En ce qui concerne l’affaire du « non au 4e mandat ! », notamment les manifestions contre la candidature du chef de l’État sortant à la présidentielle d’octobre 2025, Alassane Ouattara au pouvoir depuis plus de quatorze (14) ans, Laurent Gbagbo a apporté son soutien aux manifestants. « Ceux qui sont dans la rue, je les soutiens. Ça, il ne faut même pas qu’il y ait l’ombre d’un doute. Ceux qui manifestent contre ce braquage électoral, je les soutiens… Je suis avec eux… Ceux qui ne sont pas contents de la préparation de ce braquage électoral, moi je les encourage parce que ce n’est pas une élection qu’on prépare », a soutenu le président du Ppa-Ci.
Relation Aes – Côte d’Ivoire
L’ancien président ivoirien, souverainiste et panafricaniste, est aussi intervenu sur la question de la crise entre les pays de l’Alliance des États du Sahel (Aes – Mali, Niger et Burkina Faso) et la Côte d’Ivoire, qui dure depuis des années. « Cette crise entre l’Aes et la Côte d’Ivoire, elle est ridicule. C’est de l’enfantillage de la part du pouvoir ivoirien parce que ce n’est même pas son combat. C’est le combat d’autrui, c’est le combat de pays étrangers que la Côte d’Ivoire prend sur son dos. Or, la Côte d’Ivoire ne peut pas vivre sans être en bonne relation avec le Mali, avec le Niger, avec le Burkina Faso. Nous sommes un bloc », a-t-il livré sa lecture sur ce sujet.
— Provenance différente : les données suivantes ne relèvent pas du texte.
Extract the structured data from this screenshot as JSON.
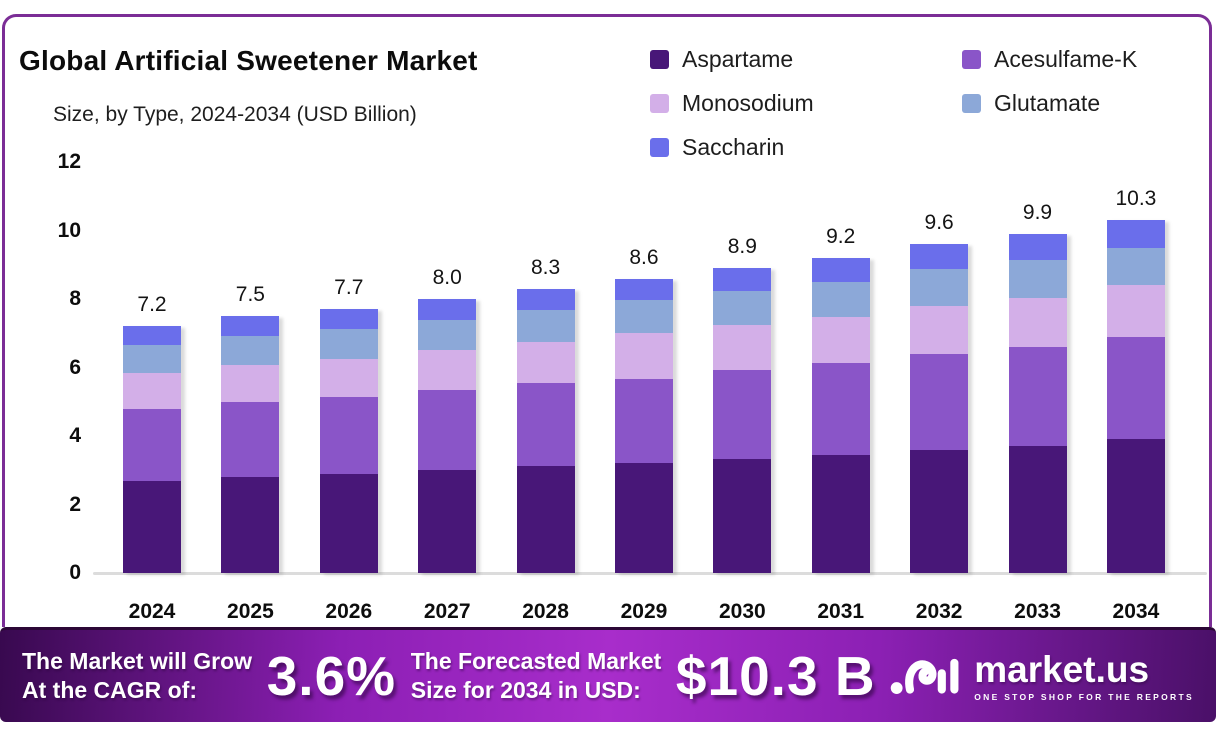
{
  "header": {
    "title": "Global Artificial Sweetener Market",
    "subtitle": "Size, by Type, 2024-2034 (USD Billion)"
  },
  "chart_data": {
    "type": "bar",
    "stacked": true,
    "title": "Global Artificial Sweetener Market",
    "subtitle": "Size, by Type, 2024-2034 (USD Billion)",
    "categories": [
      "2024",
      "2025",
      "2026",
      "2027",
      "2028",
      "2029",
      "2030",
      "2031",
      "2032",
      "2033",
      "2034"
    ],
    "series": [
      {
        "name": "Aspartame",
        "color": "#481778",
        "values": [
          2.7,
          2.81,
          2.89,
          3.0,
          3.12,
          3.21,
          3.34,
          3.45,
          3.6,
          3.71,
          3.9
        ]
      },
      {
        "name": "Acesulfame-K",
        "color": "#8A55C8",
        "values": [
          2.1,
          2.19,
          2.25,
          2.33,
          2.42,
          2.47,
          2.6,
          2.68,
          2.8,
          2.89,
          3.0
        ]
      },
      {
        "name": "Monosodium",
        "color": "#D3AFE8",
        "values": [
          1.05,
          1.09,
          1.11,
          1.17,
          1.21,
          1.32,
          1.3,
          1.34,
          1.4,
          1.44,
          1.5
        ]
      },
      {
        "name": "Glutamate",
        "color": "#8CA8D8",
        "values": [
          0.8,
          0.83,
          0.86,
          0.89,
          0.92,
          0.97,
          0.99,
          1.02,
          1.07,
          1.1,
          1.1
        ]
      },
      {
        "name": "Saccharin",
        "color": "#6A6EEB",
        "values": [
          0.55,
          0.58,
          0.59,
          0.61,
          0.63,
          0.63,
          0.67,
          0.71,
          0.73,
          0.76,
          0.8
        ]
      }
    ],
    "totals": [
      7.2,
      7.5,
      7.7,
      8.0,
      8.3,
      8.6,
      8.9,
      9.2,
      9.6,
      9.9,
      10.3
    ],
    "xlabel": "",
    "ylabel": "",
    "ylim": [
      0,
      12
    ],
    "yticks": [
      0,
      2,
      4,
      6,
      8,
      10,
      12
    ],
    "grid": false,
    "legend_position": "top-right"
  },
  "banner": {
    "cagr_label_line1": "The Market will Grow",
    "cagr_label_line2": "At the CAGR of:",
    "cagr_value": "3.6%",
    "forecast_label_line1": "The Forecasted Market",
    "forecast_label_line2": "Size for 2034 in USD:",
    "forecast_value": "$10.3 B",
    "brand_name": "market.us",
    "brand_tagline": "ONE STOP SHOP FOR THE REPORTS"
  },
  "colors": {
    "card_border": "#7B2D96",
    "axis_line": "#DCDCDC",
    "banner_gradient": [
      "#38094F",
      "#8C1FB4",
      "#A82DCB",
      "#8C20B4",
      "#4A1068"
    ]
  }
}
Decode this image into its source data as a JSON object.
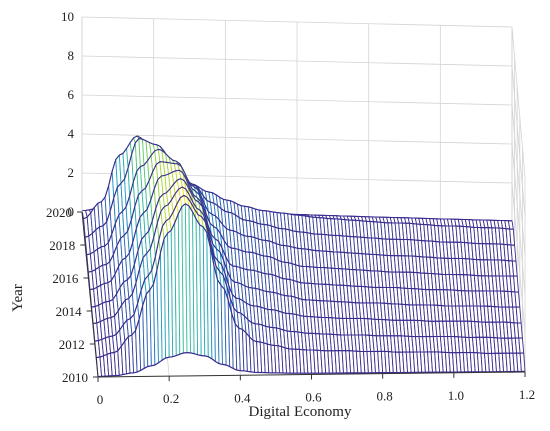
{
  "chart_data": {
    "type": "surface",
    "xlabel": "Digital Economy",
    "ylabel": "Year",
    "zlabel": "",
    "x_ticks": [
      "0",
      "0.2",
      "0.4",
      "0.6",
      "0.8",
      "1.0",
      "1.2"
    ],
    "y_ticks": [
      "2010",
      "2012",
      "2014",
      "2016",
      "2018",
      "2020"
    ],
    "z_ticks": [
      "0",
      "2",
      "4",
      "6",
      "8",
      "10"
    ],
    "xlim": [
      0,
      1.2
    ],
    "ylim": [
      2010,
      2020
    ],
    "zlim": [
      0,
      10
    ],
    "grid": true,
    "colormap": [
      "#3b2d8f",
      "#2c5fb6",
      "#1f9bc6",
      "#3cc09a",
      "#a6d63c",
      "#f4e51e"
    ],
    "x": [
      0,
      0.05,
      0.1,
      0.15,
      0.2,
      0.25,
      0.3,
      0.35,
      0.4,
      0.45,
      0.5,
      0.55,
      0.6,
      0.65,
      0.7,
      0.75,
      0.8,
      0.85,
      0.9,
      0.95,
      1.0,
      1.05,
      1.1,
      1.15,
      1.2
    ],
    "series": [
      {
        "name": "2011",
        "peak_x": 0.24,
        "peak_density": 8.0,
        "values": [
          0.15,
          0.4,
          1.3,
          3.6,
          6.5,
          8.0,
          6.8,
          3.8,
          1.6,
          0.9,
          0.7,
          0.5,
          0.45,
          0.4,
          0.4,
          0.35,
          0.35,
          0.3,
          0.3,
          0.3,
          0.25,
          0.25,
          0.2,
          0.2,
          0.2
        ]
      },
      {
        "name": "2012",
        "peak_x": 0.24,
        "peak_density": 7.6,
        "values": [
          0.15,
          0.4,
          1.3,
          3.5,
          6.3,
          7.6,
          6.5,
          3.7,
          1.6,
          1.0,
          0.8,
          0.6,
          0.5,
          0.45,
          0.4,
          0.4,
          0.35,
          0.35,
          0.3,
          0.3,
          0.3,
          0.25,
          0.25,
          0.2,
          0.2
        ]
      },
      {
        "name": "2013",
        "peak_x": 0.23,
        "peak_density": 7.2,
        "values": [
          0.2,
          0.5,
          1.5,
          3.8,
          6.2,
          7.2,
          6.0,
          3.4,
          1.5,
          1.1,
          0.9,
          0.7,
          0.55,
          0.5,
          0.45,
          0.45,
          0.4,
          0.35,
          0.35,
          0.3,
          0.3,
          0.3,
          0.25,
          0.25,
          0.2
        ]
      },
      {
        "name": "2014",
        "peak_x": 0.23,
        "peak_density": 6.8,
        "values": [
          0.2,
          0.5,
          1.6,
          3.9,
          6.0,
          6.8,
          5.6,
          3.2,
          1.5,
          1.2,
          1.0,
          0.8,
          0.6,
          0.55,
          0.5,
          0.45,
          0.45,
          0.4,
          0.35,
          0.35,
          0.3,
          0.3,
          0.3,
          0.25,
          0.25
        ]
      },
      {
        "name": "2015",
        "peak_x": 0.22,
        "peak_density": 6.4,
        "values": [
          0.25,
          0.6,
          1.9,
          4.2,
          6.1,
          6.4,
          5.0,
          2.9,
          1.5,
          1.3,
          1.1,
          0.85,
          0.65,
          0.6,
          0.55,
          0.5,
          0.45,
          0.45,
          0.4,
          0.35,
          0.35,
          0.3,
          0.3,
          0.3,
          0.25
        ]
      },
      {
        "name": "2016",
        "peak_x": 0.22,
        "peak_density": 6.0,
        "values": [
          0.3,
          0.7,
          2.2,
          4.5,
          6.0,
          5.9,
          4.5,
          2.7,
          1.6,
          1.4,
          1.2,
          0.9,
          0.7,
          0.65,
          0.6,
          0.55,
          0.5,
          0.45,
          0.45,
          0.4,
          0.35,
          0.35,
          0.3,
          0.3,
          0.3
        ]
      },
      {
        "name": "2017",
        "peak_x": 0.2,
        "peak_density": 5.8,
        "values": [
          0.35,
          0.8,
          2.6,
          4.9,
          5.8,
          5.2,
          3.9,
          2.5,
          1.7,
          1.4,
          1.2,
          0.95,
          0.8,
          0.7,
          0.65,
          0.6,
          0.55,
          0.5,
          0.5,
          0.45,
          0.4,
          0.4,
          0.35,
          0.35,
          0.3
        ]
      },
      {
        "name": "2018",
        "peak_x": 0.18,
        "peak_density": 5.5,
        "values": [
          0.4,
          1.0,
          3.2,
          5.5,
          5.2,
          4.3,
          3.2,
          2.3,
          1.8,
          1.4,
          1.2,
          1.0,
          0.85,
          0.75,
          0.7,
          0.65,
          0.6,
          0.55,
          0.55,
          0.5,
          0.45,
          0.45,
          0.4,
          0.4,
          0.35
        ]
      },
      {
        "name": "2019",
        "peak_x": 0.15,
        "peak_density": 4.8,
        "values": [
          0.5,
          1.4,
          3.8,
          4.8,
          3.8,
          3.0,
          2.4,
          2.0,
          1.6,
          1.3,
          1.1,
          1.0,
          0.9,
          0.8,
          0.75,
          0.7,
          0.65,
          0.6,
          0.6,
          0.55,
          0.5,
          0.5,
          0.45,
          0.45,
          0.4
        ]
      }
    ]
  }
}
Laurent Gbagbo a laissé entendre que s’il était au pouvoir, en l’espace de deux (2) semaines ou d’un (1) mois, il rétablirait « les bases fraternelles » entre les pays de l’Aes et la Côte d’Ivoire. « Quand on aura fini avec tous nos spectacles ici (les processus électoraux, Ndlr), j’irai certainement faire un tour dans ces pays-là pour saluer les jeunes gens et discuter avec eux, parce qu’ils sont plus jeunes que moi (les dirigeants de l’Aes, Ndlr) », a-t-il annoncé, tout en soulignant : « En réalité, il faut être à la tête de l’État pour régler les problèmes de l’État ».
Rébellion armée de 2002
Dans cette interview, l’ex président de la République est revenu sur la rébellion armée de 2002 survenue en Côte d’Ivoire ainsi que les premières tentatives de coup d’État contre son régime, moins de trois (3) mois après son arrivée au pouvoir fin octobre 2000. « Ces gens-là ne m’ont pas laissé gouverner. Mes opposants qui ont pris les armes… Ma longévité s’explique par la guerre civile qui m’a été menée. J’ai dû faire face jusqu’à ce qu’eux ils arrivent au pouvoir finalement, et que tous ceux qui étaient derrière eux lèvent la tête un à un », a-t-il dit sur ce point, entre autres.